DMA wanted to roll up invoice transactions, inventory and other data that its distributors log in a SaaS order entry application, and provide a dashboard through which each could analyze operational metrics and create forecasts. It used a service from PivotLink Corp., and Szatkowski says he had it up and running in about two weeks -- a far shorter time than what would typically be required for a similar, in-house project. PivotLink's service restricted access, allowing each distributor to see only its own organization's data.
Evolving Models
Even when resources are available in-house, BI as a service may be preferable when time to market is an issue. RBC Wealth Management already had a data warehouse and had BusinessObjects expertise in-house, but its IT organization had a three-year backlog of mergers-and-acquisitions work. So Shawn Spott, vice president and manager of marketing research and strategic analysis, hired SaaS provider Birst Inc. to deliver a BI dashboard to RBC's 2,300 brokers. Although the tool is still being rolled out, Spott says the company has already seen "an appreciable increase in revenue" from its users. The project worked in part because RBC had an extremely focused goal in mind, he says.
But most organizations are far from sold on the idea of hosted BI. BI as a service is still a nascent market -- less than 10% of enterprises are using the services today, according to Gartner Inc. (A recent survey of Computerworld readers put that figure at about 8%.)
Template-based functions and a shared, multitenant architecture on the back end are what make BI SaaS economical and easy to deploy. But such services typically can't handle as much complexity or customization as in-house projects can. Nonetheless, business decision-makers will trade complexity for simplification if it means faster time to market and greater utilization of their applications, suggests Kaplan.
The top concerns for business users are security, availability and the potential for bandwidth bottlenecks when transporting data. While vendors have made progress in these areas, particularly with security, Kaplan says, none of the concerns has been fully resolved.
At a minimum, the SaaS provider should be compliant with Statement on Auditing Standards (SAS) No. 70, which, among other things, establishes processes and procedures for proper security when using third-party service organizations, Kaplan says.

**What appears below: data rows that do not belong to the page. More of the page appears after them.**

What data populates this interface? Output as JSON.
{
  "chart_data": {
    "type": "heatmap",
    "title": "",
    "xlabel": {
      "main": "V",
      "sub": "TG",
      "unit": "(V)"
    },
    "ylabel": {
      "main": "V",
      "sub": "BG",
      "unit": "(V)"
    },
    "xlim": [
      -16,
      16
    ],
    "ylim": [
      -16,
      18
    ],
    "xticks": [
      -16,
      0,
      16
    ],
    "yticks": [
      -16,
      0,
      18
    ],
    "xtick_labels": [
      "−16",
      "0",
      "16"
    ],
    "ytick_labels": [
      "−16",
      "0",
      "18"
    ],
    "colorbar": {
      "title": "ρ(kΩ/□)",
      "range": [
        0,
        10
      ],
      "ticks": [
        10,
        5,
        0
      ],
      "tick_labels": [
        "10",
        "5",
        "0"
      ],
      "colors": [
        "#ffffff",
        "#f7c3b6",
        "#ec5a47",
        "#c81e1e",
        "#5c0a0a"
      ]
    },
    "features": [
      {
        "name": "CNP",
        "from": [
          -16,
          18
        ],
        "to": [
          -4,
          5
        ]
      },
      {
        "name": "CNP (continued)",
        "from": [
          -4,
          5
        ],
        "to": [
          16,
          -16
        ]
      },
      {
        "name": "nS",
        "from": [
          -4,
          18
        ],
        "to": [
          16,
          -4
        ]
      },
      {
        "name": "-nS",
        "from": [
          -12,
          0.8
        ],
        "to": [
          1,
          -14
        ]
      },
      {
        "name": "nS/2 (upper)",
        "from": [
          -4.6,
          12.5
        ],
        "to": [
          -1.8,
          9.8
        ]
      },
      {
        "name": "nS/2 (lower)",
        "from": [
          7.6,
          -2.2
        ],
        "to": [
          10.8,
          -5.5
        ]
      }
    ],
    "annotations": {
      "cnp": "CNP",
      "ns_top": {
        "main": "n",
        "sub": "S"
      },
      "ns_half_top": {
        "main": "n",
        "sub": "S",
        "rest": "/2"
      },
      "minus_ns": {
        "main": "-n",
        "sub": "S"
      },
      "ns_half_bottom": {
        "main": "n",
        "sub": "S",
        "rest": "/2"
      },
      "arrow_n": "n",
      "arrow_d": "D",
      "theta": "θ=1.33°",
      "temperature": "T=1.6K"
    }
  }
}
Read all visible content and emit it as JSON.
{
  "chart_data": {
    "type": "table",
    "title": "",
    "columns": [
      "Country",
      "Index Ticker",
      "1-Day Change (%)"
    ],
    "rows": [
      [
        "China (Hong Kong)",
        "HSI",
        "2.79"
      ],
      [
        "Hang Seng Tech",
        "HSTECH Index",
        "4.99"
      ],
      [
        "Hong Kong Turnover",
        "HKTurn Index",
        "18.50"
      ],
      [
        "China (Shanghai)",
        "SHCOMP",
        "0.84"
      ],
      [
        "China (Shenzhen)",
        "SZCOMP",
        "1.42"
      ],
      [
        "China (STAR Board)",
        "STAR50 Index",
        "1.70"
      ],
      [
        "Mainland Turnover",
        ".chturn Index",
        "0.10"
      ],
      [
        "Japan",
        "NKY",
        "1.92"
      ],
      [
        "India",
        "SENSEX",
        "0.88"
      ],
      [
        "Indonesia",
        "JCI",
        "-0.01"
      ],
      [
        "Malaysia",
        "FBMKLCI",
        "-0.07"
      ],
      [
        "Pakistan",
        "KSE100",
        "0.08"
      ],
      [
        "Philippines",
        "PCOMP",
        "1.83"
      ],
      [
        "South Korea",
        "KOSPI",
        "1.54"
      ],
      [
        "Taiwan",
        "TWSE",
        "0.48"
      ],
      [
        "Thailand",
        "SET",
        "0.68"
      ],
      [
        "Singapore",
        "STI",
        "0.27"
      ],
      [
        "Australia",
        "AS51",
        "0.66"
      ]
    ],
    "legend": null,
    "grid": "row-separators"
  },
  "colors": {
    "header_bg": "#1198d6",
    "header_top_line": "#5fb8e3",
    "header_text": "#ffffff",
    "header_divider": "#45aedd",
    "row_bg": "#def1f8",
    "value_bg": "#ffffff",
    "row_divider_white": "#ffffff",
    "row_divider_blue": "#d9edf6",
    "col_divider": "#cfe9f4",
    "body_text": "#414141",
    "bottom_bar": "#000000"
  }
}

Users are also concerned about whether BI services will meet promised performance and availability levels, since they run in multitenant environments. Most vendors say they will provide service-level assurances, but the key is to have a detailed, measurable service-level agreement. "If your SLA is not well defined, you're probably heading into trouble," says Bill Hostmann, an analyst at Gartner.
At Allstate Insurance Co., Anthony Abbattista, vice president of technology solutions, oversaw the build-out of a sophisticated data warehouse and self-service BI infrastructure. Hosted solutions are "pretty cool," he says, referring to them as "good-enough BI." But he cautions that the key to good BI lies in how you pull the data together, linking schemas, tools and access strategies. "Just because you load the data into someone's BI environment doesn't mean you get value from it," he says.
At DMA, Szatkowski has no regrets. "We're getting tremendous results," he says. "It's a workhorse for us."